The foregoing exercise was actually just a mental warm-up for the next paradox: If Dovi doesn’t eat the potato kugel his mother makes, or either of his two grandmothers’, or the kugel in the school lunch program or any takeout kugel we’ve ever had, can he still claim to like potato kugel? Or is the claim unfalsifiable and therefore null?

My two-year-old, thankfully, is still untouched by the culture of food rejection around her. If it’s on Mommy or Totty’s plate, it has instant appeal. I know that her days are numbered, though.

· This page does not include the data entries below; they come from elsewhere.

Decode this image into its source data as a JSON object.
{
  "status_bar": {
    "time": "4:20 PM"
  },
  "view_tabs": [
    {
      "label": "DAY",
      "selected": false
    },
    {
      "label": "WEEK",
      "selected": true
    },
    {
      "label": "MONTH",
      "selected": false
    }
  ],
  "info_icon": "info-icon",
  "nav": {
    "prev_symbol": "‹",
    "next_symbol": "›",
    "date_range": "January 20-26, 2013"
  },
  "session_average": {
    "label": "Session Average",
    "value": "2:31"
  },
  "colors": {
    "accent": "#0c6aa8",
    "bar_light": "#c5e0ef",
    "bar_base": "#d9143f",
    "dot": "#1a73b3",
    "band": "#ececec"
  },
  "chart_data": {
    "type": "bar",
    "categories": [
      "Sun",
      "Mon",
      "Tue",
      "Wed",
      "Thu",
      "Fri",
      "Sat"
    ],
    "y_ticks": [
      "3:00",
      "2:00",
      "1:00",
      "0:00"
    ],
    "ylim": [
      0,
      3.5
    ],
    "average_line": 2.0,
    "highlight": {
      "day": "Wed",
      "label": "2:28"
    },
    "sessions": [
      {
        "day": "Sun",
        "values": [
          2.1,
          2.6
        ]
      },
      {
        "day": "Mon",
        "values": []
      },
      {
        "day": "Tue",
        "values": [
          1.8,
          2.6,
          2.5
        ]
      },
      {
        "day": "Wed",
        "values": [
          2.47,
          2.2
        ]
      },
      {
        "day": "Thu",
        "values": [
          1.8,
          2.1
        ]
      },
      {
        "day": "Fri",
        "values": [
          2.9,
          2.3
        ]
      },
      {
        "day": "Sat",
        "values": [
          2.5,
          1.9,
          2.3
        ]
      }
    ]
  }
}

At an age when her oldest brother had only just learned the word “wobbibop,” and his naive mother couldn’t figure out what he was plaintively requesting, Yehudis already has an impressive lexicon of different candy names and brands, and a two-year-old’s resourcefulness in procuring them.

When I was the proud mother of one 18-month-old, my more experienced older sister thought it was hilarious that I moved his booster seat to a different room so I could feed him grapes for Shabbos party while his older cousins ate Sour Sticks. “Don’t think that will last,” she warned me, but of course I knew better.

So today I’m here in a public forum to say, Sara, you were right. It didn’t last.

I am ready to cut a deal — a general amnesty. Nutritionists, recipe developers, sisters-in-law whose kids think kale chips are a treat: I will forgive your earnest but false assurances that my kids can learn to eat if I just have the right attitude.

Neighbors, friends, sisters-in-law whose kids regularly eat noodle soups for supper on random Tuesday nights and bring hot sauce potato chips to school for lunch: Please forgive me for any judgment, no matter how unconscious or private, I may have cast on your parenting.

Are your kids reasonably content? None suffering from malnutrition? Mom, you’re doing great.